Here's a link to a ginormous version (http://www.fluidlight.com/genealogy/rb_photo_large.jpg), if you're so inclined.

jimbob86
February 17, 2011, 11:52 PM
Uniform looks like "navy" ..... "Cumberland" the name of a vessel?

egor20
February 18, 2011, 12:01 AM
Deleted

Doc Hoy
February 18, 2011, 05:05 AM
...and the headgear was lovingly referred to as "flat hat."

This is what Jack Nicholson's character was refering to in his line "If he gets (deleted) out of this, I'll eat my (deleted) flat hat." in "The Last Detail."

The Cumberland was the big frigate with the dubious distinction of being the first to be sunk by the CSS Virginia. A subsequent USS Cumberland and likely the ship represented by the hat, was not launched until 1904. So the dates fit.

mykeal
February 18, 2011, 06:49 AM
I agree with your examination of the handguns, although I don't think the comment 'real 1858' is completely accurate. I understand you to mean the first model of the gun we now call the '1858 Remington', and that I agree with. However, I believe the only revolvers Remington produced in 1858 were the Remington-Beals Second Model Revolver, a small .31 cal 5 shot gun.

The gun in his right hand is surely a Remington-Beals Army Model Revolver, manufactured in 1861 and 1862. This is the first model of the gun we now call the 1858 Remington New Army after the patent date stamped on the barrel. There are no hammer notches in the cylinder, it lacks the frame cutout at the barrel breech and there is no cylinder pin relief on the loading lever.
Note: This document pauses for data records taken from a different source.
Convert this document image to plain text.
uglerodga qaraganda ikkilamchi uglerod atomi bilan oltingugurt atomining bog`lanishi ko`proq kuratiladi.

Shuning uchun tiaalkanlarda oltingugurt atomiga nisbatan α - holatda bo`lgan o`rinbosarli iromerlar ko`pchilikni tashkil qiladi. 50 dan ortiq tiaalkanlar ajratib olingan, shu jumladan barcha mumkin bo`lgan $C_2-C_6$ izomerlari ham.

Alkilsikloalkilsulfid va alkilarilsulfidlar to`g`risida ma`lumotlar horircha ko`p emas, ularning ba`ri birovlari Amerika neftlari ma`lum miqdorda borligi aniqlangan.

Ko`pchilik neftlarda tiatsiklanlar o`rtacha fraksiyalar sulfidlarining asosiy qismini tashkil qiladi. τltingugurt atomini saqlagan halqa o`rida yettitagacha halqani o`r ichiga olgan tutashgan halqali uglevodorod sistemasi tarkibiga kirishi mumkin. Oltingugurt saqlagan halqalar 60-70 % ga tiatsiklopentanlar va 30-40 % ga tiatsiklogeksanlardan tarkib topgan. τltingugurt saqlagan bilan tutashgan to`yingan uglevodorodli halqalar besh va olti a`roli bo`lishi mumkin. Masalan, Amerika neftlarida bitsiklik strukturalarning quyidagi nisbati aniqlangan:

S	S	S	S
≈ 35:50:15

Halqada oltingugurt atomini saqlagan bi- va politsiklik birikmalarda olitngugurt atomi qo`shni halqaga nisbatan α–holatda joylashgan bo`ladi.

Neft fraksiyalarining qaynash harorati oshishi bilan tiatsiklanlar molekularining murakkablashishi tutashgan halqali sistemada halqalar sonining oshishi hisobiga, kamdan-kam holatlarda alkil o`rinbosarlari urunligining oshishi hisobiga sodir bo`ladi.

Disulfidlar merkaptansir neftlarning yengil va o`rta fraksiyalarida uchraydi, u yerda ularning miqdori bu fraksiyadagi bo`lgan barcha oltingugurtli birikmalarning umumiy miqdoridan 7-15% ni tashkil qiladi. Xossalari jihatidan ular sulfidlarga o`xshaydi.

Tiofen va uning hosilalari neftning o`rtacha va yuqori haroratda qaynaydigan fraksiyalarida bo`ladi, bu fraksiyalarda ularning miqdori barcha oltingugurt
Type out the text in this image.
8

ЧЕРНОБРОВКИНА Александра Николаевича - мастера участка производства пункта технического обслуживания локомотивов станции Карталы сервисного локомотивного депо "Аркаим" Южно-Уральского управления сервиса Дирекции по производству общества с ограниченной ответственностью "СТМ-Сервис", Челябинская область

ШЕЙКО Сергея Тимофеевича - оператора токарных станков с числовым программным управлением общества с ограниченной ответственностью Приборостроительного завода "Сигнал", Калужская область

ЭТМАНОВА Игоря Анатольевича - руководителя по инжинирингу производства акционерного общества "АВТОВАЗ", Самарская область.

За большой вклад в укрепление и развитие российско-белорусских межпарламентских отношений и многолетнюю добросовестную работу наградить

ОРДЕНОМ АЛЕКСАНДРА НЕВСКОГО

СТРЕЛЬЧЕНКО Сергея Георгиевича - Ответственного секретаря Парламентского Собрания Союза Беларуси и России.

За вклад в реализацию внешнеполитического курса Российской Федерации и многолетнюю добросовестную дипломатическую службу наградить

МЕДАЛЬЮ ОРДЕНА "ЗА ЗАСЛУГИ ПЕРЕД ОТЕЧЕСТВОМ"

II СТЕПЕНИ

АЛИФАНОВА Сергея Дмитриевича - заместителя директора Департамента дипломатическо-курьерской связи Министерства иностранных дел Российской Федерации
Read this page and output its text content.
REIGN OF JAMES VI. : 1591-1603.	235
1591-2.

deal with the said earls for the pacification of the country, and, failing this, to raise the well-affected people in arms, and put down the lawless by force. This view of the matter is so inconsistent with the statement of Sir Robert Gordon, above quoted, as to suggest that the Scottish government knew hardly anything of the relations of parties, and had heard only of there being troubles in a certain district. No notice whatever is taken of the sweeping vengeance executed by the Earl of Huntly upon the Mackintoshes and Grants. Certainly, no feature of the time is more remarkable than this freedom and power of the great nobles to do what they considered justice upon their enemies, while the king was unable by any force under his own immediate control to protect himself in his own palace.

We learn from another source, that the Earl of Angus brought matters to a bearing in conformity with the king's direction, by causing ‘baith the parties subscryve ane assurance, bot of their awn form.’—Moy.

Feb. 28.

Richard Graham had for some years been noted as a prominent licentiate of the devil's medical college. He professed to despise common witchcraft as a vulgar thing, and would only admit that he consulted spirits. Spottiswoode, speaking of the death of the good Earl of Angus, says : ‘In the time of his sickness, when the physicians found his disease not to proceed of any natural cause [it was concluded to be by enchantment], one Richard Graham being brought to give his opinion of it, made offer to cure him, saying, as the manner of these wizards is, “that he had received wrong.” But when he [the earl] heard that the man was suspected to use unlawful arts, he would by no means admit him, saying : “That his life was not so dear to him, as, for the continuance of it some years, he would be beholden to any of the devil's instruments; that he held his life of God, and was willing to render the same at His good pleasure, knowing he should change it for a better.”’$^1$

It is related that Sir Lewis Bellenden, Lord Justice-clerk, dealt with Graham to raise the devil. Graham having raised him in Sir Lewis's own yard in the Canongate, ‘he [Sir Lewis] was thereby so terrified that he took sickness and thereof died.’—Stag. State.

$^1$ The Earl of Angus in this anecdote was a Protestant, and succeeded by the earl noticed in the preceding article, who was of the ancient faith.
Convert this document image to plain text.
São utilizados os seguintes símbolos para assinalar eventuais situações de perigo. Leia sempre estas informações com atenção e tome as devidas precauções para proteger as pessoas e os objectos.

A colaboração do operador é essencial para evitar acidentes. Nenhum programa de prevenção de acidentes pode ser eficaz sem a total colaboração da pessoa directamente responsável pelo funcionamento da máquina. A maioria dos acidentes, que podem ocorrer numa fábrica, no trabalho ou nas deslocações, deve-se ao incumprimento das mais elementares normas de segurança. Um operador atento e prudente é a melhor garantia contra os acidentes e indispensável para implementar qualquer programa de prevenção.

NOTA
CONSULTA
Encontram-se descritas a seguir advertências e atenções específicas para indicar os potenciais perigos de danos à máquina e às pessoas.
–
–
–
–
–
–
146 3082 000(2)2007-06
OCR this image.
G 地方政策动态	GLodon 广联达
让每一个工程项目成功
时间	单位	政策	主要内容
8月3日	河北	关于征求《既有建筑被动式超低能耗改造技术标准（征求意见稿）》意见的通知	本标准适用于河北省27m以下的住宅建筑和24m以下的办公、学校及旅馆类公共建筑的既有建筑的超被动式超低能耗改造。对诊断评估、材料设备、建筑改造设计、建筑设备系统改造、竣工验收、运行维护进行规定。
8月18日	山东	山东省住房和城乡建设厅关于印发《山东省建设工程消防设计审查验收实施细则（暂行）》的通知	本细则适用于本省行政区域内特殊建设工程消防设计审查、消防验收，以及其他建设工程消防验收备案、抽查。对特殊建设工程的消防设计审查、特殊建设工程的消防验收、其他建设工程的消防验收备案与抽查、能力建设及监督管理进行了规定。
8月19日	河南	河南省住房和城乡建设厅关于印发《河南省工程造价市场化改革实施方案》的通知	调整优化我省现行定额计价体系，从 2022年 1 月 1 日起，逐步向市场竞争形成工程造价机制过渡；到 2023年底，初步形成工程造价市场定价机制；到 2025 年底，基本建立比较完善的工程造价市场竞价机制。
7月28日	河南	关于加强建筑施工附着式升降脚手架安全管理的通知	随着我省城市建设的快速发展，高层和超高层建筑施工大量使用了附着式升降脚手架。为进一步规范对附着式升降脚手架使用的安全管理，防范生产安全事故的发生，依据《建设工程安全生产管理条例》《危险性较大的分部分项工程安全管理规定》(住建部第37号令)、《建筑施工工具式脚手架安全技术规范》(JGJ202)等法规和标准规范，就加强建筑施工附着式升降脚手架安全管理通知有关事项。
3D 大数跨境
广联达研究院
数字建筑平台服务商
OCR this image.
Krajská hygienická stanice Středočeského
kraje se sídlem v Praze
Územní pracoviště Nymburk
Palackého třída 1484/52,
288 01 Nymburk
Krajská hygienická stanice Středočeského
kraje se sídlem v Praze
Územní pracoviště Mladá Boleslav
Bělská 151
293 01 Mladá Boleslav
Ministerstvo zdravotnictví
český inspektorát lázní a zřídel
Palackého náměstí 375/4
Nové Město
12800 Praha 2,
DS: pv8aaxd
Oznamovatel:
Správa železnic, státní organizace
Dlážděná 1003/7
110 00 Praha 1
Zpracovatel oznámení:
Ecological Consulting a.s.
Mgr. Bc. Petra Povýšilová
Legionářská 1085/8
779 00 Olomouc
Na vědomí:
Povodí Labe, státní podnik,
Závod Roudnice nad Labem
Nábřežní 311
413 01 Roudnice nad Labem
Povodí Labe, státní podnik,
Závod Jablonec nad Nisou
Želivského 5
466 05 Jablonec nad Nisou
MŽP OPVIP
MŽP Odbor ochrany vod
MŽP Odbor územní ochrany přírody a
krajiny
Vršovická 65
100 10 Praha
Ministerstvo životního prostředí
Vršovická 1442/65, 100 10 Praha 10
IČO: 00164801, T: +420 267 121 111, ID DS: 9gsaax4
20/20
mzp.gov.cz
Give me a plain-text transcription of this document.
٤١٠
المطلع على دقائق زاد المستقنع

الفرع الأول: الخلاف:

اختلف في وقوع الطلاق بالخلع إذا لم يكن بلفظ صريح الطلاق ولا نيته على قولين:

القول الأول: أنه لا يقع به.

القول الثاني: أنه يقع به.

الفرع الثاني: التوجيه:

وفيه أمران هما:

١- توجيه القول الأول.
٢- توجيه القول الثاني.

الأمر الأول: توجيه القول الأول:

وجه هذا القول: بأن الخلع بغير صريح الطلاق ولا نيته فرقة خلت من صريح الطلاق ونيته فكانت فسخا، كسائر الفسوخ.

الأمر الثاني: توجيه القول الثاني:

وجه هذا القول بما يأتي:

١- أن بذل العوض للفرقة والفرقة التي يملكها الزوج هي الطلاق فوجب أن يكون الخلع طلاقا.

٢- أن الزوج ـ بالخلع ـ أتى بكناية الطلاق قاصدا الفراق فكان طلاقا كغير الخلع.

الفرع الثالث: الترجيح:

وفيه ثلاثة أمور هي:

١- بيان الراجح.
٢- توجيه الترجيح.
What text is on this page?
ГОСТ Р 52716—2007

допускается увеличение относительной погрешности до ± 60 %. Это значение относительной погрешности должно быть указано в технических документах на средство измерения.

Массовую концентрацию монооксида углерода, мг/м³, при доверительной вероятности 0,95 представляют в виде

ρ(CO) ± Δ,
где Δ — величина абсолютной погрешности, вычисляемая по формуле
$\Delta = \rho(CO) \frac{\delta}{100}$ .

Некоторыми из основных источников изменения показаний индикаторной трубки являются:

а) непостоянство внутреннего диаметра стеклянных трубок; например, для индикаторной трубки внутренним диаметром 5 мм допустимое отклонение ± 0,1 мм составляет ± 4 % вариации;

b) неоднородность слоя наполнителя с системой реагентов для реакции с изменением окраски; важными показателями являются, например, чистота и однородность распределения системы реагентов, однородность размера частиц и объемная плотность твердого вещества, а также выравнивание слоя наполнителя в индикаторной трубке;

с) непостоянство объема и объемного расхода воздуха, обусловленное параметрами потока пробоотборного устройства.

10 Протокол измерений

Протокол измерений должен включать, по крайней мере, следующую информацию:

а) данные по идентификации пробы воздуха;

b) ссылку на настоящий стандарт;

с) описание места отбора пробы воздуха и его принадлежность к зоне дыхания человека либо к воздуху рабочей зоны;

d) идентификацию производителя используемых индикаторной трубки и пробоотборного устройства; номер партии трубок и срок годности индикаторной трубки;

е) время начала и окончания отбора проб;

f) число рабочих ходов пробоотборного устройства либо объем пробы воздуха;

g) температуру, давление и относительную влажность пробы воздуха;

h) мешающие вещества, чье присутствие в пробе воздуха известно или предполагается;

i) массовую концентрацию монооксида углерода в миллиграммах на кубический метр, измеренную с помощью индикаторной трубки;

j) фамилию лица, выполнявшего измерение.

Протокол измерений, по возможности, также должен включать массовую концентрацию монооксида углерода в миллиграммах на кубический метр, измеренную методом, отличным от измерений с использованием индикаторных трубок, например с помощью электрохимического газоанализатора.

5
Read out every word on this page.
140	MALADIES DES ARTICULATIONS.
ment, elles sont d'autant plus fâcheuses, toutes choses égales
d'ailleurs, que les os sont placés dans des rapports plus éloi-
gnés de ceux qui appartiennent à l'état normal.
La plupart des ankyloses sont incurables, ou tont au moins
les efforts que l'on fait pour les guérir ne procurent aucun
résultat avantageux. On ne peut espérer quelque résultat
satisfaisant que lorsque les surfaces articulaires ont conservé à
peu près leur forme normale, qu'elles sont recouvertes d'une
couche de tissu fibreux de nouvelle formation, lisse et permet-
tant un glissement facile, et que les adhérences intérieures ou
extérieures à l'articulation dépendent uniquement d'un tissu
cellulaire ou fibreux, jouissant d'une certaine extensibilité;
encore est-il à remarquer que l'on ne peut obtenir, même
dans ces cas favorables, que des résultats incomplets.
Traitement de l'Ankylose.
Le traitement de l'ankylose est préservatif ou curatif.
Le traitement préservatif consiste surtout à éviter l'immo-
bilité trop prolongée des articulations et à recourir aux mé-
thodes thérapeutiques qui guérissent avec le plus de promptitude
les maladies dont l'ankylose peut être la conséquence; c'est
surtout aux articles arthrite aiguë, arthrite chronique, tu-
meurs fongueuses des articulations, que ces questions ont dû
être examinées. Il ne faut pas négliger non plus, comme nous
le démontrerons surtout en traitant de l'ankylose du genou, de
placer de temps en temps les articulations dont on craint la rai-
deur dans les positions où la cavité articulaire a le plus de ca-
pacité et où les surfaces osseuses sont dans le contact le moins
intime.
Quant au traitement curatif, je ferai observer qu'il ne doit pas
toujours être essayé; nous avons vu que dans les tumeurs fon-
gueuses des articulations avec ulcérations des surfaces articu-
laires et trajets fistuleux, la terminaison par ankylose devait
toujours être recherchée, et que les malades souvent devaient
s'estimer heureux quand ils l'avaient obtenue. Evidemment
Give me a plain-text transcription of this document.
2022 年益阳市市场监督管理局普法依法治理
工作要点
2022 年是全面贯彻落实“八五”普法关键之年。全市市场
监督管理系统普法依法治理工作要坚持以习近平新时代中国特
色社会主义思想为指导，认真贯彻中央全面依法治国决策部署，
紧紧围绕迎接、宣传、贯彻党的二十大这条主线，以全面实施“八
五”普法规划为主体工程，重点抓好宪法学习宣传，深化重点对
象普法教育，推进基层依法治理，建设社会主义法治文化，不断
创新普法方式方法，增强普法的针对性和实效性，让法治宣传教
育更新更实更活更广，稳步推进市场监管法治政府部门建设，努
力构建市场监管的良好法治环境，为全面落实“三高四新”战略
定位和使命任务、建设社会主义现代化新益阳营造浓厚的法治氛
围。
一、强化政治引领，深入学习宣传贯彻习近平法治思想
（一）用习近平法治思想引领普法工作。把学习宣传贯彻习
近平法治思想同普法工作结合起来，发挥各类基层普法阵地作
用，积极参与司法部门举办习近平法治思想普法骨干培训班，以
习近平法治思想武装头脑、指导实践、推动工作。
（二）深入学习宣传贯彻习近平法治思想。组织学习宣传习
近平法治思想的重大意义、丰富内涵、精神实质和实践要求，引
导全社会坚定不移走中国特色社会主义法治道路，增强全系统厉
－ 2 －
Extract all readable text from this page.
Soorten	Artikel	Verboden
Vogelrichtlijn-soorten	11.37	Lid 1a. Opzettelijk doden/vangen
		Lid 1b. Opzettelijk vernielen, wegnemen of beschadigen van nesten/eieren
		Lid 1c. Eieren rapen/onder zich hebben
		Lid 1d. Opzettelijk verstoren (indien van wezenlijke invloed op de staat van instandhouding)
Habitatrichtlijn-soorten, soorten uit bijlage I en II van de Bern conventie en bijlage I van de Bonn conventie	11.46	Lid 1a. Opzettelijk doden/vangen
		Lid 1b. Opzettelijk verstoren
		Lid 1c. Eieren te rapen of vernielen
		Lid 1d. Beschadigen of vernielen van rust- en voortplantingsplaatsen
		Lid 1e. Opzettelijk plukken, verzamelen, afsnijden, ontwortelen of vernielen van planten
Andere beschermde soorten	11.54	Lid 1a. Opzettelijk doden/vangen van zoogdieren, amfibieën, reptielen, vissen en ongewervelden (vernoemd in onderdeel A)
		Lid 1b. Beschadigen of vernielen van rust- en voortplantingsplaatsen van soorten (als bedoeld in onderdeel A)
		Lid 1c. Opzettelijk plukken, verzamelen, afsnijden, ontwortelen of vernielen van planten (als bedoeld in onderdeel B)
Scaling the barrel length off the cylinder shows it to be a .44. I understand there were only between 2 and 3 thousand of these made and they were not well received by the Army.

The gun in his left hand is just as certainly the third model in the series, a Remington New Model Navy, manufactured from 1863 to 1878 (after 1875 they were cartridge models) and a much more successful design. It has the frame cutout in front of the cylinder and the hammer notches in the cylinder while lacking the loading lever relief of the second design, the Old Model. The barrel length is that of the .36 cal gun. There were over 120,000 of the .44 Army model made; I don't recall how many .36 Navy models were built.

Noz
February 18, 2011, 09:48 AM
I was hoping for a different kind of "nice pair".

Hardcase
February 18, 2011, 10:01 AM
Thanks, Mykeal, that's what I was trying to get at, but you did a much better job of it!

Noz - Made you look! :D

On a flat-hat related note, I sure do wish that we would have had those when I was in the Navy. Those dog bowls were the bane of my existence. They were dirt magnets and, due to my monstrous noggin, never quite looked right on my head. I traded a couple to a French sailor for his flat hat when we were refueling in Djibouti. Other than the silly little pom-pom on the top, it was a nifty little setup.